Eveline’s story illustrates the gin of holding onto the past when facing the future. Eveline reflects the typical woman’s life of the early twentieth-century, between a domestic life rooted in the past and the possibility of a new married life abroad. Indeed she is faithful to her sales job. Her mother has died as has her older brother Ernest.

She broods on the aspects of her life that are driving her away, while "in her nostrils was the smell of dusty cretonne”. She fears that her father will beat her as he used to beat her brothers. In the set of their memories there is the reference to her father, a violent man who drinks a lot. The idea of this aggressive father is anticipated by the verb hunt, generally connected to animals. This memory bring fourth more details about the relationship with her father. Joyce, following Evelin trend of though create Evelin’s family environment. He creates the scene with a very little plot, and the worlds are in the mind of the characters.

However, she has fallen in love for a sailor named Frank who promises to take her with him to Buenos Aires. Before leaving to meet Frank, she hears an organ grinde outside, which reminds her of a melody that played on the day her mother died. She remember the promise she made to her to look after home. At the dock where she and Frank are ready to embark on a ship together, Eveline is deeply conflicted and makes the painful decision not to leave with him. In such situation she is paralyzed, her face registers no emotion at all.
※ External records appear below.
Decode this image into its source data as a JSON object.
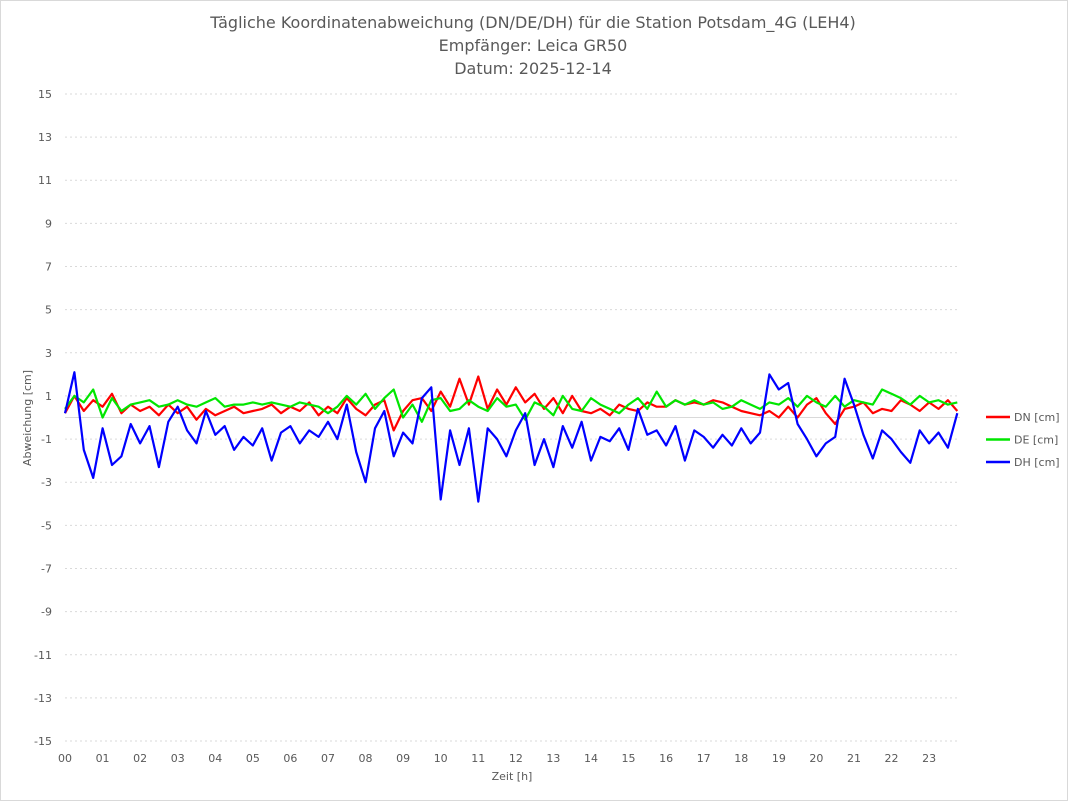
{
  "chart_data": {
    "type": "line",
    "title": [
      "Tägliche Koordinatenabweichung (DN/DE/DH) für die Station Potsdam_4G (LEH4)",
      "Empfänger: Leica GR50",
      "Datum: 2025-12-14"
    ],
    "xlabel": "Zeit [h]",
    "ylabel": "Abweichung [cm]",
    "xlim": [
      0,
      24
    ],
    "ylim": [
      -15,
      15
    ],
    "x_ticks": [
      "00",
      "01",
      "02",
      "03",
      "04",
      "05",
      "06",
      "07",
      "08",
      "09",
      "10",
      "11",
      "12",
      "13",
      "14",
      "15",
      "16",
      "17",
      "18",
      "19",
      "20",
      "21",
      "22",
      "23"
    ],
    "y_ticks": [
      15,
      13,
      11,
      9,
      7,
      5,
      3,
      1,
      -1,
      -3,
      -5,
      -7,
      -9,
      -11,
      -13,
      -15
    ],
    "grid": "horizontal dotted",
    "legend_position": "right",
    "x_step_hours": 0.25,
    "series": [
      {
        "name": "DN [cm]",
        "color": "#ff0000",
        "values": [
          0.2,
          1.0,
          0.3,
          0.8,
          0.5,
          1.1,
          0.2,
          0.6,
          0.3,
          0.5,
          0.1,
          0.6,
          0.2,
          0.5,
          -0.1,
          0.4,
          0.1,
          0.3,
          0.5,
          0.2,
          0.3,
          0.4,
          0.6,
          0.2,
          0.5,
          0.3,
          0.7,
          0.1,
          0.5,
          0.2,
          0.9,
          0.4,
          0.1,
          0.6,
          0.8,
          -0.6,
          0.3,
          0.8,
          0.9,
          0.3,
          1.2,
          0.5,
          1.8,
          0.6,
          1.9,
          0.4,
          1.3,
          0.6,
          1.4,
          0.7,
          1.1,
          0.4,
          0.9,
          0.2,
          1.0,
          0.3,
          0.2,
          0.4,
          0.1,
          0.6,
          0.4,
          0.3,
          0.7,
          0.5,
          0.5,
          0.8,
          0.6,
          0.7,
          0.6,
          0.8,
          0.7,
          0.5,
          0.3,
          0.2,
          0.1,
          0.3,
          0.0,
          0.5,
          0.0,
          0.6,
          0.9,
          0.2,
          -0.3,
          0.4,
          0.5,
          0.7,
          0.2,
          0.4,
          0.3,
          0.8,
          0.6,
          0.3,
          0.7,
          0.4,
          0.8,
          0.3
        ]
      },
      {
        "name": "DE [cm]",
        "color": "#00e600",
        "values": [
          0.4,
          1.0,
          0.7,
          1.3,
          0.0,
          0.9,
          0.3,
          0.6,
          0.7,
          0.8,
          0.5,
          0.6,
          0.8,
          0.6,
          0.5,
          0.7,
          0.9,
          0.5,
          0.6,
          0.6,
          0.7,
          0.6,
          0.7,
          0.6,
          0.5,
          0.7,
          0.6,
          0.5,
          0.2,
          0.5,
          1.0,
          0.6,
          1.1,
          0.4,
          0.9,
          1.3,
          0.0,
          0.6,
          -0.2,
          0.8,
          0.9,
          0.3,
          0.4,
          0.8,
          0.5,
          0.3,
          0.9,
          0.5,
          0.6,
          -0.1,
          0.7,
          0.5,
          0.1,
          1.0,
          0.4,
          0.3,
          0.9,
          0.6,
          0.4,
          0.2,
          0.6,
          0.9,
          0.4,
          1.2,
          0.5,
          0.8,
          0.6,
          0.8,
          0.6,
          0.7,
          0.4,
          0.5,
          0.8,
          0.6,
          0.4,
          0.7,
          0.6,
          0.9,
          0.5,
          1.0,
          0.7,
          0.5,
          1.0,
          0.5,
          0.8,
          0.7,
          0.6,
          1.3,
          1.1,
          0.9,
          0.6,
          1.0,
          0.7,
          0.8,
          0.6,
          0.7
        ]
      },
      {
        "name": "DH [cm]",
        "color": "#0000ff",
        "values": [
          0.2,
          2.1,
          -1.5,
          -2.8,
          -0.5,
          -2.2,
          -1.8,
          -0.3,
          -1.2,
          -0.4,
          -2.3,
          -0.2,
          0.5,
          -0.6,
          -1.2,
          0.3,
          -0.8,
          -0.4,
          -1.5,
          -0.9,
          -1.3,
          -0.5,
          -2.0,
          -0.7,
          -0.4,
          -1.2,
          -0.6,
          -0.9,
          -0.2,
          -1.0,
          0.6,
          -1.6,
          -3.0,
          -0.5,
          0.3,
          -1.8,
          -0.7,
          -1.2,
          0.9,
          1.4,
          -3.8,
          -0.6,
          -2.2,
          -0.5,
          -3.9,
          -0.5,
          -1.0,
          -1.8,
          -0.6,
          0.2,
          -2.2,
          -1.0,
          -2.3,
          -0.4,
          -1.4,
          -0.2,
          -2.0,
          -0.9,
          -1.1,
          -0.5,
          -1.5,
          0.4,
          -0.8,
          -0.6,
          -1.3,
          -0.4,
          -2.0,
          -0.6,
          -0.9,
          -1.4,
          -0.8,
          -1.3,
          -0.5,
          -1.2,
          -0.7,
          2.0,
          1.3,
          1.6,
          -0.3,
          -1.0,
          -1.8,
          -1.2,
          -0.9,
          1.8,
          0.6,
          -0.8,
          -1.9,
          -0.6,
          -1.0,
          -1.6,
          -2.1,
          -0.6,
          -1.2,
          -0.7,
          -1.4,
          0.2
        ]
      }
    ]
  }
}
Eveline suspends herself between the call of home and the past and the call of new experiences and the future, unable to make a decision. Her life is either memory or imagination. She would be, she is a future in the past, she never be in the present. Her life becomes a picture of her imagination, dissolving in imagines.

Escape and paralysis are the central themes: Eveline feels trapped by the stifling conditions, poverty and family situations, that entrap her at home. Eveline’s dream is escape from Dublin, but she is unable to because she finds herself frightened to leave her family and Ireland. Her action is the sign that she in fact hasn’t made a decision and she remains fixed in a circle of indecision. Eveline’s paralysis within an orbit of repetition leaves her a “helpless animal,” stripped of human will and emotion. The idea of death is present everywhere. Nothing is happening there, but everything change. There is a shift from the past to the present. The idea of leaving the place is in her mind, but it is just an intention, not a plan. Everything is potentially possible, but she never acts. In order to do something you have to decide, to think what is better to you.

To make decisions is a very strong act, a revolutionary one because it means to bring forth the consequences. There is a common problem in the Dubliners, where all the characters imagine doing something, but they are paralyzed. Dead people seems to be more realistic.

Eveline, despite her young age, is already dead, because she lives in memory. Death is much real that active life, as you can notice in Hamlet’s monologue: people are afraid to take action, are crystalized. Eveline is symbolical, basically because she feel a sense of guilt. She just consider things that have already happen.

The showing technique in the last part is less filter by the narrator. She is pave. Passive is no acting, she is subject. The reader have a mental photogram of Evelin: an afraid face of a young girl paralyzed even in her eyes. Her intention are always a mental ones.

She has not a point of view, even if the narrator tell the story from her perspective. Her mother and her father have decided for her and also Frank.

In conclusion the message is that people are what they do, not what they think. Decision make you responsible. She is always thinking. Evelin is not living, she is surviving. She has not an identity, she never investigate what she is really want. What is the sense of your life? She does not answer because her life is in death. She hasn’t got a point of view, she is afraid from other people judgment. She does not know herself; she is like a ghost because she knows only what other people think of her. Dubliner are living dead.